En 2018 et 2019, malgré la recommandation de la CSFTNO d’accepter les enfants de cinq parents non-ayants droit au sein de ses établissements scolaires francophones, Caroline Cochrane, alors ministre de l’Éducation des T.N.-O., rejette ces demandes sous prétexte que les parents ne détiennent pas le droit à l’éducation en français selon les conditions de l’article 23 de la Charte canadienne des droits et libertés.
Les parents qui ont le droit de faire instruire leurs enfants dans la langue de la minorité (les ayants droit), ici en français, doivent détenir la citoyenneté canadienne, avoir le français comme langue maternelle, avoir reçu au moins une partie de leur éducation en français ou avoir un autre enfant qui a reçu au moins une partie de son éducation dans cette langue.

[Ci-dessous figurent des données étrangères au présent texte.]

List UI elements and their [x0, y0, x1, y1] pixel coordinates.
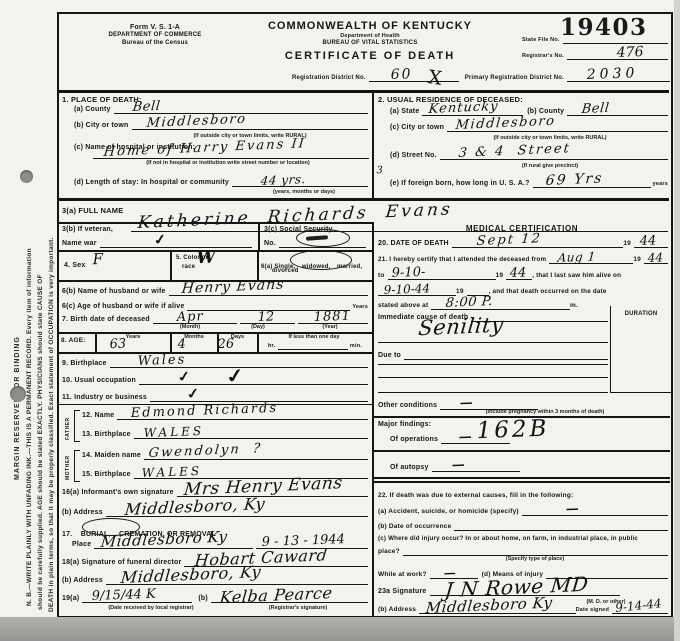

Pour qu’un enfant de parents non-ayants droit puisse fréquenter une école en français, la CSFTNO doit évaluer et approuver une demande d’admission des parents, puis la recommander au ministère de l’Éducation, qui peut alors accepter ou rejeter la demande.
La même année, face au refus du ministère de l’Éducation des T.N.-O., la CSFTNO intente un recours judiciaire.
Comprendre les valeurs de l’article 23
Jean-Sébastien Blais, président de la CSFY, soutient que le jugement est important, car il nous incite à comprendre l’article 23 dans le contexte des valeurs qui soutiennent son libellé.
« Ce que la cour a décidé, c’est que le gouvernement du Territoire du Nord-Ouest avait une approche trop étroite ou littérale [de l’article 23], et qu’il fallait prendre en compte les besoins pédagogiques, les besoins de la communauté, et les principes sous-jacents de l’article 23 », explique-t-il.
Jean-Sébastien Blais reconnaît que l’accueil d’un nouvel ayant droit dans une école francophone représente un certain coût pour le territoire : « L’enseignement coûte plus cher en français. Le gouvernement doit déployer des ressources plus grandes pour avoir les outils pédagogiques. »
Toutefois, il rapporte que « dans ce jugement, la Cour enseigne que la valeur du dollar, la valeur de la dépense pour accueillir les ayants droit ne peut pas être la raison pour laquelle on ne peut pas les accueillir. Il faut penser à la valeur pédagogique ».
Prendre en compte la réalité de l’immigration
Pour Simon Cloutier, président de la Fédération nationale des conseils scolaires francophone (FNCSF) et commissaire scolaire à la CSFTNO, « ce jugement tant attendu est une belle victoire qui reconnaît l’importance du rôle que joue l’immigration francophone pour la vitalité et la pérennité des communautés francophones en situation minoritaire au Canada ».
De son côté, Jean-Sébastien Blais insiste : « Les immigrants francophones doivent se retrouver dans nos salles de classe. Ils parlent français, ils ont une éducation, une culture francophone. »
Il apporte également un autre point : le jugement va entrainer une révision du respect du quota des 5 %.
En effet, on peut lire dans les politiques de gouvernance de la CSFY que « le nombre d’élèves que la CSFY peut admettre en vertu des catégories 6 et 7 (« Anglophone » et « Immigrant ne parlant ni français ni anglais ») ne peut dépasser 5 % de la population étudiante totale d’une école, sauf si le ministre de l’Éducation y consent au cas par cas, à la demande de la CSFY ».
« Quand l’article 23 a été mis en place avec la Charte canadienne des droits et libertés, l’immigration n’était pas aussi présente au Canada qu’aujourd’hui. Les choses ont changé, le Canada a depuis une forte immigration et une bonne partie d’entre eux au Yukon sont francophones. Est-ce qu’on peut dire que tel immigrant peut être reçu mais une fois qu’on arrive à notre quota, on ne peut plus en recevoir? Donc en regard de tout ça, il faut avoir une discussion franche et honnête sur la valeur d’un quota et pour moi, il est clair qu’il n’y a pas de quota à avoir dorénavant », affirme Jean-Sébastien Blais.
« Je pense qu’il y a une sérieuse réflexion à faire par les commissaires scolaires au niveau de comment concilier le jugement de vendredi avec une nouvelle mouture d’une politique d’admission qui prendrait pleinement en compte l’instruction de la Cour suprême », ajoute-t-il.
« Il y a déjà un consensus chez les commissaires d’en discuter à la réunion de janvier. C’est une obligation de prendre en compte le désir des familles. L’éligibilité ne devrait pas être contrainte par un quota, mais ce devrait plutôt être une décision qui est basée sur la pédagogie et le succès en éducation », conclut le président de la CSFY.